Four Springs Capital Trust has maintained a disciplined investment approach and rigorous underwriting processes to enhance its real estate portfolio. Moreover, to reduce the risks associated with adverse developments affecting a particular tenant, industry, geography or property type, the Trust will maintain a diversified portfolio. The management has taken a proactive approach towards their asset and property management which has helped them enhance the performance of their real estate portfolio through risk mitigation strategies and opportunistic sales. This proactive approach was critical for their performance during the COVID-19 pandemic.

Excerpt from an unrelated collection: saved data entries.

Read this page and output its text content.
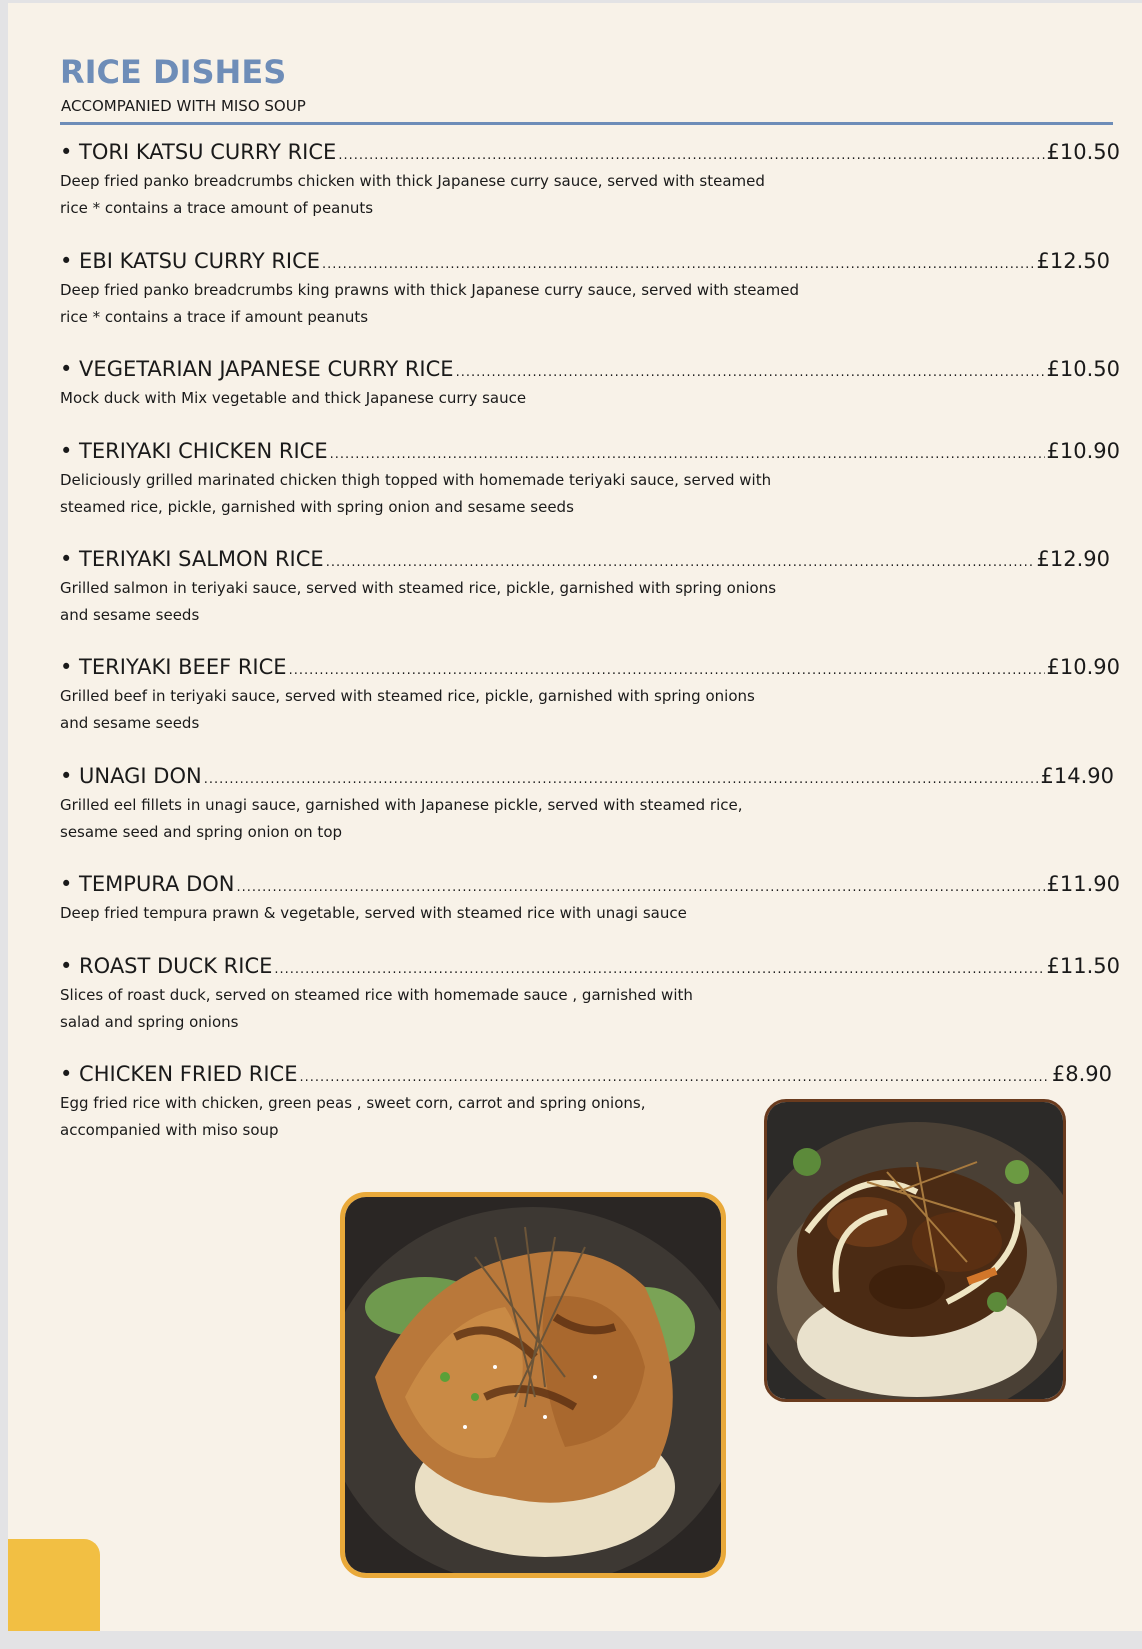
RICE DISHES

ACCOMPANIED WITH MISO SOUP

• TORI KATSU CURRY RICE .....	£10.50
Deep fried panko breadcrumbs chicken with thick Japanese curry sauce, served with steamed
rice * contains a trace amount of peanuts
• EBI KATSU CURRY RICE .....	£12.50
Deep fried panko breadcrumbs king prawns with thick Japanese curry sauce, served with steamed
rice * contains a trace if amount peanuts
• VEGETARIAN JAPANESE CURRY RICE .....	£10.50
Mock duck with Mix vegetable and thick Japanese curry sauce
• TERIYAKI CHICKEN RICE .....	£10.90
Deliciously grilled marinated chicken thigh topped with homemade teriyaki sauce, served with
steamed rice, pickle, garnished with spring onion and sesame seeds
• TERIYAKI SALMON RICE .....	£12.90
Grilled salmon in teriyaki sauce, served with steamed rice, pickle, garnished with spring onions
and sesame seeds
• TERIYAKI BEEF RICE .....	£10.90
Grilled beef in teriyaki sauce, served with steamed rice, pickle, garnished with spring onions
and sesame seeds
• UNAGI DON .....	£14.90
Grilled eel fillets in unagi sauce, garnished with Japanese pickle, served with steamed rice,
sesame seed and spring onion on top
• TEMPURA DON .....	£11.90
Deep fried tempura prawn & vegetable, served with steamed rice with unagi sauce
• ROAST DUCK RICE .....	£11.50
Slices of roast duck, served on steamed rice with homemade sauce , garnished with
salad and spring onions
• CHICKEN FRIED RICE .....	£8.90
Egg fried rice with chicken, green peas , sweet corn, carrot and spring onions,
accompanied with miso soup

For the year ended December 31, 2020, on an expected post-syndication pro-rata share basis, the Trust has collected 99.4% of the rent, with collections of 99.6% for the second quarter of 2020 and 99.4% for the third quarter of 2020. From January 1, 2021, through December 15, 2021, the Trust has collected 100.0% of the rent. The collection rates entail how proactive management is and reflect a competitive strength compared with other net leased real estate owners.

Therefore, given the Trust’s competitive advantage of collecting 100% rents from its tenants, a diversified portfolio base, and the associated risks, we believe the IPO of Four Springs Capital Trust to be “Attractive” only for investors with moderate to high-risk appetite.